Francisco recordó que el nacimiento de Jesús, que los cristianos conmemoran en Navidad, es un recordatorio del amor incondicional de Dios por todos, “incluso los peores de nosotros”.

Antes de celebrar la misa, el Papa, de 83 años, caminó por el pasillo central de la Basílica de San Pedro y descubrió una imagen del niño Jesús en el Nacimiento al pie del altar.

«La Navidad nos recuerda que Dios sigue amando a cada hombre, incluso al peor», afirmó el líder de la iglesia Católica ante los miles de fieles reunidos en la basílica.

«Su amor es incondicional» incluso si «tienes ideas equivocadas y que hayas hecho de las tuyas», explicó.

El Papa Francisco sostiene el libro de los Evangelios mientras celebra la misa de Nochebuena en la Basílica de San Pedro en el Vaticano, el martes 24 de diciembre de 2019.

Al mismo tiempo, pidió a los feligreses permitirse ser transformados por ese “loco amor” de Jesús y dejar de intentar cambiar a los demás.

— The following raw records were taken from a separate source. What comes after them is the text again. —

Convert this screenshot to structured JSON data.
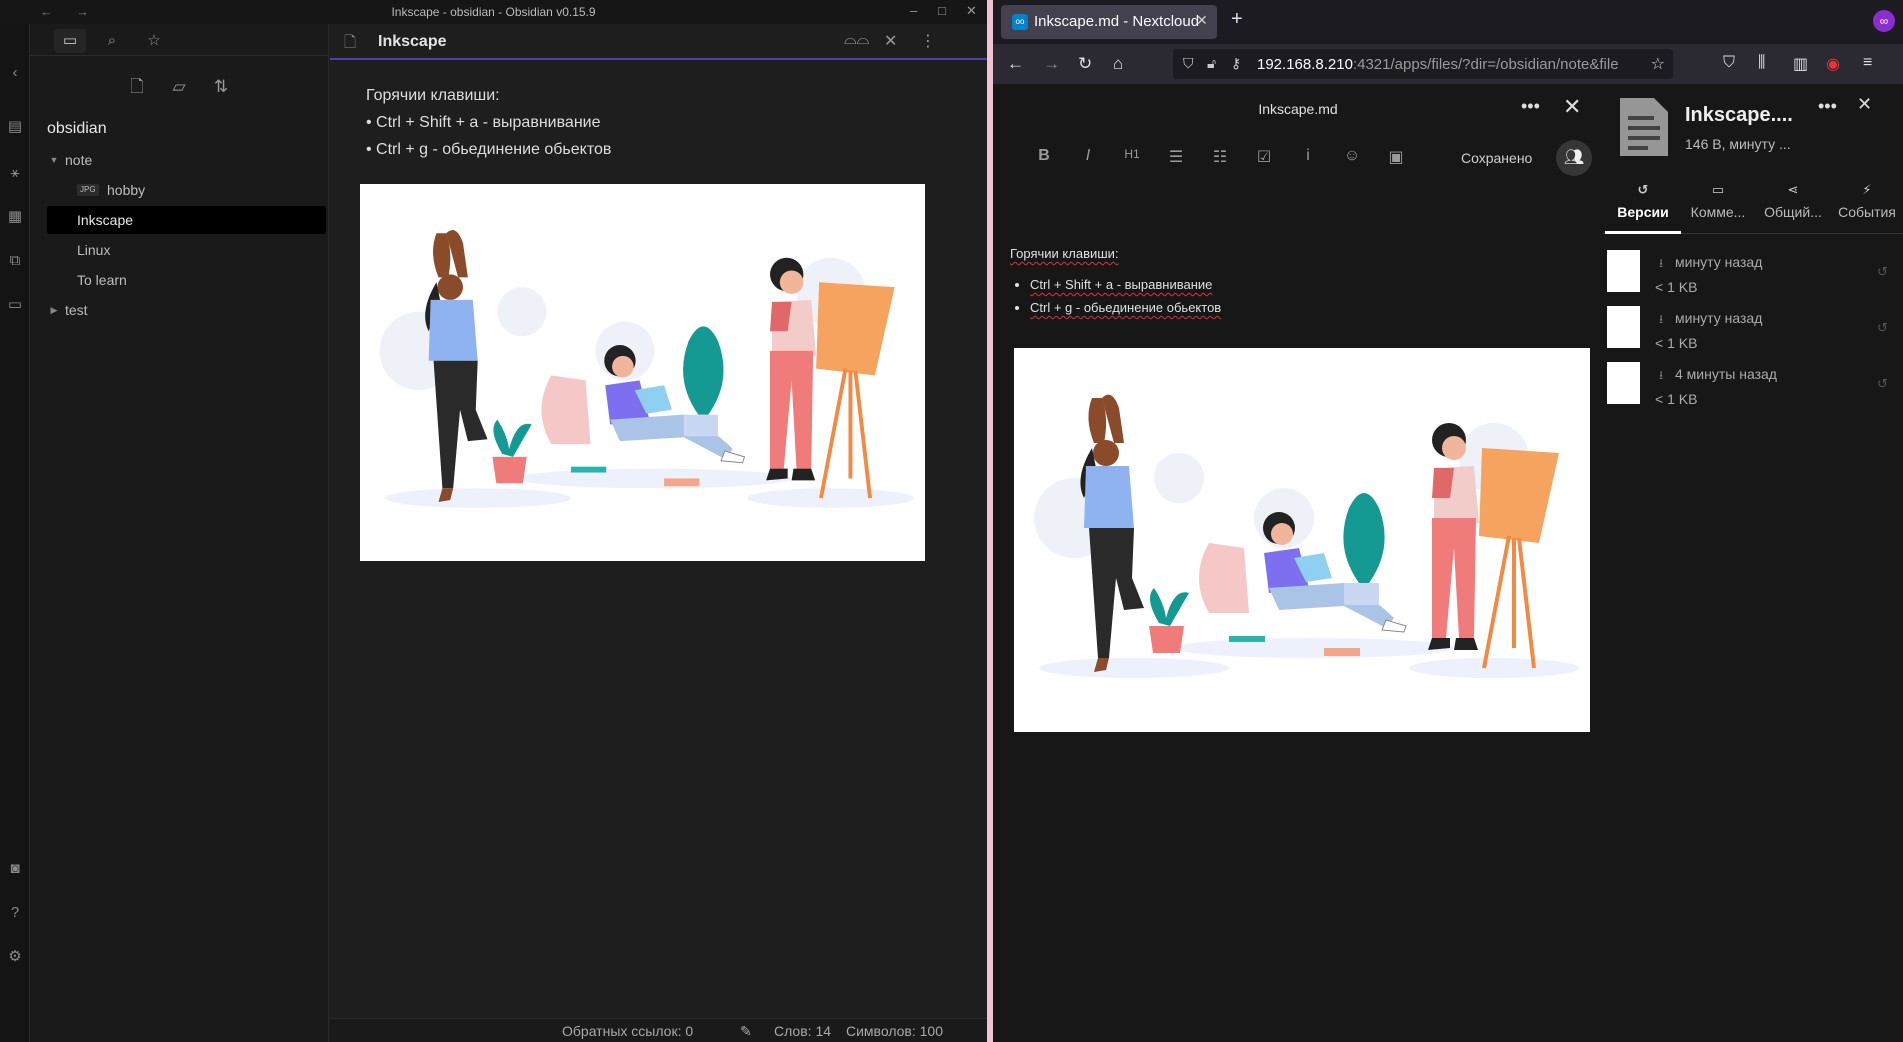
{
  "obsidian": {
    "window_title": "Inkscape - obsidian - Obsidian v0.15.9",
    "vault_name": "obsidian",
    "tree": [
      {
        "label": "note",
        "type": "folder",
        "expanded": true
      },
      {
        "label": "hobby",
        "type": "file",
        "tag": "JPG"
      },
      {
        "label": "Inkscape",
        "type": "file",
        "active": true
      },
      {
        "label": "Linux",
        "type": "file"
      },
      {
        "label": "To learn",
        "type": "file"
      },
      {
        "label": "test",
        "type": "folder",
        "expanded": false
      }
    ],
    "tab_title": "Inkscape",
    "content_lines": [
      "Горячии клавиши:",
      "• Ctrl + Shift + a - выравнивание",
      "• Ctrl + g - обьединение обьектов"
    ],
    "status": {
      "backlinks": "Обратных ссылок: 0",
      "words": "Слов: 14",
      "chars": "Символов: 100"
    },
    "accent_color": "#4f3fa8"
  },
  "firefox": {
    "tab_title": "Inkscape.md - Nextcloud",
    "url_host": "192.168.8.210",
    "url_rest": ":4321/apps/files/?dir=/obsidian/note&file",
    "ext_badge": "∞"
  },
  "nextcloud": {
    "file_name": "Inkscape.md",
    "saved_label": "Сохранено",
    "body_heading": "Горячии клавиши:",
    "body_items": [
      "Ctrl + Shift + a - выравнивание",
      "Ctrl + g - обьединение обьектов"
    ],
    "sidebar": {
      "title": "Inkscape....",
      "subtitle": "146 B, минуту ...",
      "tabs": [
        "Версии",
        "Комме...",
        "Общий...",
        "События"
      ],
      "active_tab": "Версии",
      "versions": [
        {
          "when": "минуту назад",
          "size": "< 1 KB"
        },
        {
          "when": "минуту назад",
          "size": "< 1 KB"
        },
        {
          "when": "4 минуты назад",
          "size": "< 1 KB"
        }
      ]
    }
  }
}
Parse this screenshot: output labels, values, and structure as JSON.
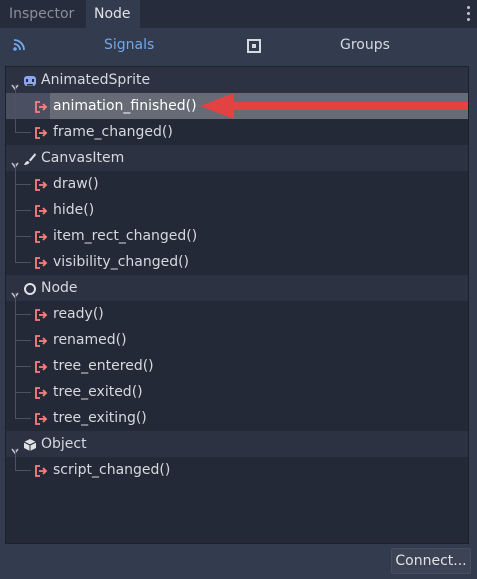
{
  "tabs": [
    {
      "label": "Inspector"
    },
    {
      "label": "Node"
    }
  ],
  "subtabs": {
    "signals_label": "Signals",
    "groups_label": "Groups"
  },
  "tree": {
    "classes": [
      {
        "name": "AnimatedSprite",
        "icon": "animated-sprite-icon",
        "signals": [
          "animation_finished()",
          "frame_changed()"
        ]
      },
      {
        "name": "CanvasItem",
        "icon": "canvas-item-brush-icon",
        "signals": [
          "draw()",
          "hide()",
          "item_rect_changed()",
          "visibility_changed()"
        ]
      },
      {
        "name": "Node",
        "icon": "node-circle-icon",
        "signals": [
          "ready()",
          "renamed()",
          "tree_entered()",
          "tree_exited()",
          "tree_exiting()"
        ]
      },
      {
        "name": "Object",
        "icon": "object-cube-icon",
        "signals": [
          "script_changed()"
        ]
      }
    ],
    "selected_signal": "animation_finished()"
  },
  "buttons": {
    "connect_label": "Connect..."
  },
  "colors": {
    "accent": "#6fa9ec",
    "signal_icon": "#fc7f7f",
    "arrow": "#e34242",
    "panel_bg": "#333b4f",
    "tree_bg": "#232936"
  }
}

“No podemos esperar que el prójimo cambie para hacerle bien, no podemos esperar a que la Iglesia sea perfecta para amarla», añadió el papa argentino. “Empecemos nosotros”.

La misa nocturna del papa marca el inicio de una ajetreada agenda para Francisco, que incluye su homilía de Navidad, las oraciones de mediodía, la vigilia de Año Nuevo y la misa del 1 de enero.

Francisco dirigirá este miércoles su séptimo mensaje navideño «Urbi et orbi» («a la ciudad y al mundo») desde la plaza de San Pedro.

En esos mensajes el Pontífice suele hacer llamados a remediar situaciones de guerra e injusticias y son transmitidos alrededor del mundo.